At the most recent televised debate among aspirants for the Democratic nomination for president, the subject of “outsourcing” played a prominent role. In goodly part, this may have been due to the fact that the program was sponsored by the AFL-CIO.

Outsourcing is the common practice of multinational corporations, which have, over recent years, shut down plants and fired millions of American workers to get their work done in countries where cheap, child and even slave labor were and are available.

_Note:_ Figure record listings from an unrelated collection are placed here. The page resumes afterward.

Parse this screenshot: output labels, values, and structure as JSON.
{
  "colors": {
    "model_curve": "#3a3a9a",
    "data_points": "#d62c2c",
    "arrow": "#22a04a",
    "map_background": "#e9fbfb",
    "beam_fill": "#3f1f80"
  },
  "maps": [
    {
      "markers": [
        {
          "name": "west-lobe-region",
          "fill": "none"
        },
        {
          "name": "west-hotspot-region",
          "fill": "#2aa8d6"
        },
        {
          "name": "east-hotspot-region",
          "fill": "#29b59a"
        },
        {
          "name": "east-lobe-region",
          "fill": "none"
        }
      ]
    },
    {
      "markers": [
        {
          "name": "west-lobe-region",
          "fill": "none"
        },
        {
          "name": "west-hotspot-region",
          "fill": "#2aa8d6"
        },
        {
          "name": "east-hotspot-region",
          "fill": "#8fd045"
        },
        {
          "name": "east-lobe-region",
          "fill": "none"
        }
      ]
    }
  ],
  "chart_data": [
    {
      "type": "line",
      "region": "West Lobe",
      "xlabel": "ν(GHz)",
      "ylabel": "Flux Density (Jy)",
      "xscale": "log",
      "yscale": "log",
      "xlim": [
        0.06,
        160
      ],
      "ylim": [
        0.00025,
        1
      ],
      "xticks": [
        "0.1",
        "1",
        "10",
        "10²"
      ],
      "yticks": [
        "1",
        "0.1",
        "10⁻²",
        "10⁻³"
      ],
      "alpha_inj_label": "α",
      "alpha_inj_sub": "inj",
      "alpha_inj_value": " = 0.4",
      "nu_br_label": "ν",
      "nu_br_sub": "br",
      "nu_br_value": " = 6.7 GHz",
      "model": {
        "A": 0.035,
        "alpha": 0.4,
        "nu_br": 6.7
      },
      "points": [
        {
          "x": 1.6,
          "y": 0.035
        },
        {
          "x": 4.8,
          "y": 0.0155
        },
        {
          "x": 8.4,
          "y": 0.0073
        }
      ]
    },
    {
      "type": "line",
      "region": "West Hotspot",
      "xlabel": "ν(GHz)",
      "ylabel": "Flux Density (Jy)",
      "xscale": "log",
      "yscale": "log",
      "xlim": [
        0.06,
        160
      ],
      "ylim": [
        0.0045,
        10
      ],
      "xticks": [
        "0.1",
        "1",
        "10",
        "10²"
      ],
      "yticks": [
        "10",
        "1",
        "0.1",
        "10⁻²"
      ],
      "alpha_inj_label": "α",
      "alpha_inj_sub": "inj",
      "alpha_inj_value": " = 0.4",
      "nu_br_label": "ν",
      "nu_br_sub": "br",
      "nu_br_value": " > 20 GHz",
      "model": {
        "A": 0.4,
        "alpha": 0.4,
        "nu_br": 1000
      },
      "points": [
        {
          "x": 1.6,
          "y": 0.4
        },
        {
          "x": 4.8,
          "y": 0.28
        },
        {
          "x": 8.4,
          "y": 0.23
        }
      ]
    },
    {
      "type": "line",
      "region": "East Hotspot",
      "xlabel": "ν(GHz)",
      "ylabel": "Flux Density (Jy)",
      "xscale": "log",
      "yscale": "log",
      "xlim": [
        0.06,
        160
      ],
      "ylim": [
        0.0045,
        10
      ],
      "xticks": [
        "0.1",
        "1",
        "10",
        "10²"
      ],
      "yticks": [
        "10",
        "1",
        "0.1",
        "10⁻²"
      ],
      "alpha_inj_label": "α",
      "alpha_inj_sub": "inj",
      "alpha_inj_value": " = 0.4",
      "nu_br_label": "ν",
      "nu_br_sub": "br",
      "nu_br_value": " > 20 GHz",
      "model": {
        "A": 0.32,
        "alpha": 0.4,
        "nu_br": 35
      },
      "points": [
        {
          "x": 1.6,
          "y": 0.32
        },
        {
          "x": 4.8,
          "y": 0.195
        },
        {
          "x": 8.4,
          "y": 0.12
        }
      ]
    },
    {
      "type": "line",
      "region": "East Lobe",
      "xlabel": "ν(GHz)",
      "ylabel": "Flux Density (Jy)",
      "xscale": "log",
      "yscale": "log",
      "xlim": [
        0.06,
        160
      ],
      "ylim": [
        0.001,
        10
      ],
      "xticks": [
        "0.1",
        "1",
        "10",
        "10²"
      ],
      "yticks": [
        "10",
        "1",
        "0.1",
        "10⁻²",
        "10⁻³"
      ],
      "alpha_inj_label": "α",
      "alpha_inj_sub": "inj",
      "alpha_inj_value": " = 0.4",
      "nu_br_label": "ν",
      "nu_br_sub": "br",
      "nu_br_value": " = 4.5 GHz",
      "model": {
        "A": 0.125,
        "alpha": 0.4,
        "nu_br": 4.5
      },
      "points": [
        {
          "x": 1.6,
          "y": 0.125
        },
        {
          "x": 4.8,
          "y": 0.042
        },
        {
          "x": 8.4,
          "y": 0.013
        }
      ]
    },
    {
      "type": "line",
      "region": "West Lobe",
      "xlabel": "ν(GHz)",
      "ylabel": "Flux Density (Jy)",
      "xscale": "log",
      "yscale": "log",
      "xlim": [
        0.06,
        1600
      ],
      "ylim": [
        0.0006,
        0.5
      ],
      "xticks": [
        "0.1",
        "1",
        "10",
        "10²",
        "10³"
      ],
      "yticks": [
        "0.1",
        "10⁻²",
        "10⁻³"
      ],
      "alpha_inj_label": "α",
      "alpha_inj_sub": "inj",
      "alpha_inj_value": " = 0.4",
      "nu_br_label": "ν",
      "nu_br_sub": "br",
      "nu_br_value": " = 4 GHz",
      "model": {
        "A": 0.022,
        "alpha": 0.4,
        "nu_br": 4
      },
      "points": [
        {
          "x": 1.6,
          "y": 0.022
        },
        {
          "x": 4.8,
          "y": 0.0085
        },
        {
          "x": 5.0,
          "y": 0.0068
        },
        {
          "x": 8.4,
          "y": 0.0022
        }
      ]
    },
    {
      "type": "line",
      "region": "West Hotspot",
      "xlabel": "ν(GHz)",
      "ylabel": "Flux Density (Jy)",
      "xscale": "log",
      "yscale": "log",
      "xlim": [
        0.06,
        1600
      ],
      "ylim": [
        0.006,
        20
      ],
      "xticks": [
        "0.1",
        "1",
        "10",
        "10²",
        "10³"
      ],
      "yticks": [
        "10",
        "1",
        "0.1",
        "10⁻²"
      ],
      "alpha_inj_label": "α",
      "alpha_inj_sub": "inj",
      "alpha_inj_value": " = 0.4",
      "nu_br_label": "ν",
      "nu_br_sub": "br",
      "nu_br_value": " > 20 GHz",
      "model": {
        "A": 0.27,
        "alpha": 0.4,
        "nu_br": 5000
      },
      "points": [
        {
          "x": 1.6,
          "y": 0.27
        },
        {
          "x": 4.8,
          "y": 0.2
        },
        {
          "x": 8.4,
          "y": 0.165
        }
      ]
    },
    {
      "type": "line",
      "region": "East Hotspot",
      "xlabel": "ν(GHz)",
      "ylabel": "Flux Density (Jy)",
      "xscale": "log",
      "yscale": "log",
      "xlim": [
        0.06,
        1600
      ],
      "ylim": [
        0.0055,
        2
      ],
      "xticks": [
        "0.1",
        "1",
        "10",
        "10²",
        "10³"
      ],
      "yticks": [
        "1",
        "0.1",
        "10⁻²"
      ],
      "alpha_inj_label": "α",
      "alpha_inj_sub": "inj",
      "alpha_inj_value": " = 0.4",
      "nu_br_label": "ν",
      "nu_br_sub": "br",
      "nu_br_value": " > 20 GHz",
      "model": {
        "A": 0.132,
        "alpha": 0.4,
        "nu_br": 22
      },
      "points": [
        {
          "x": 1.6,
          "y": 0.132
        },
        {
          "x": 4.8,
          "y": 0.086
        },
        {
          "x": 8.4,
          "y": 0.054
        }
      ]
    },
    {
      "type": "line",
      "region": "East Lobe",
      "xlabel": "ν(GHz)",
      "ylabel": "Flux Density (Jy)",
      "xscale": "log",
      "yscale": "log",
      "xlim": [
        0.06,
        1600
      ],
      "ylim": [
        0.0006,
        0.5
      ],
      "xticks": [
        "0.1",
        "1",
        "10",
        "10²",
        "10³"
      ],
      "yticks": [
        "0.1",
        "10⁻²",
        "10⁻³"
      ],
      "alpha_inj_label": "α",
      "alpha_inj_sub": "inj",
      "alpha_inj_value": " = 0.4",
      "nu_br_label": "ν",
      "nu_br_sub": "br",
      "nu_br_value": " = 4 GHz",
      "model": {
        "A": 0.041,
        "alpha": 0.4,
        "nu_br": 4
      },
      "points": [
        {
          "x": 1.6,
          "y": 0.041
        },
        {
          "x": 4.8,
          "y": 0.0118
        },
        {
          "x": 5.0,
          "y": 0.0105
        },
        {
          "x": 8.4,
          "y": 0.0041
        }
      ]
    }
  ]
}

Most prominent among such countries are China and India. But there are also countries in Latin America as well.

What can be done to halt this dangerous disease? Some states in our country have laws that deny state contracts to companies that practice outsourcing. It would help if our federal government did the same.

But that would not in itself cure the curse. But do not despair. There is a way to go that will solve the problem not only for the U.S. but for other countries that are plagued by outsourcing as well.

The solution lies in a marriage of two major agents of the international system. They are the World Trade Organization and the International Labor Organization. The WTO spells out a code of conduct that applies to all trade treaties. Countries that violate that code are subject to sanctions. The ILO — an organization established at the behest of our own President Woodrow Wilson — has elaborated a code of conduct to protect the rights and the safety of working people. Unfortunately, the ILO has no means of enforcing its ideas. It is a mouth without teeth.

A marriage of the WTO and the ILO would make the code of labor conduct part of every contract of the WTO.

We live in a global economy. To cure a global economic disease requires global action.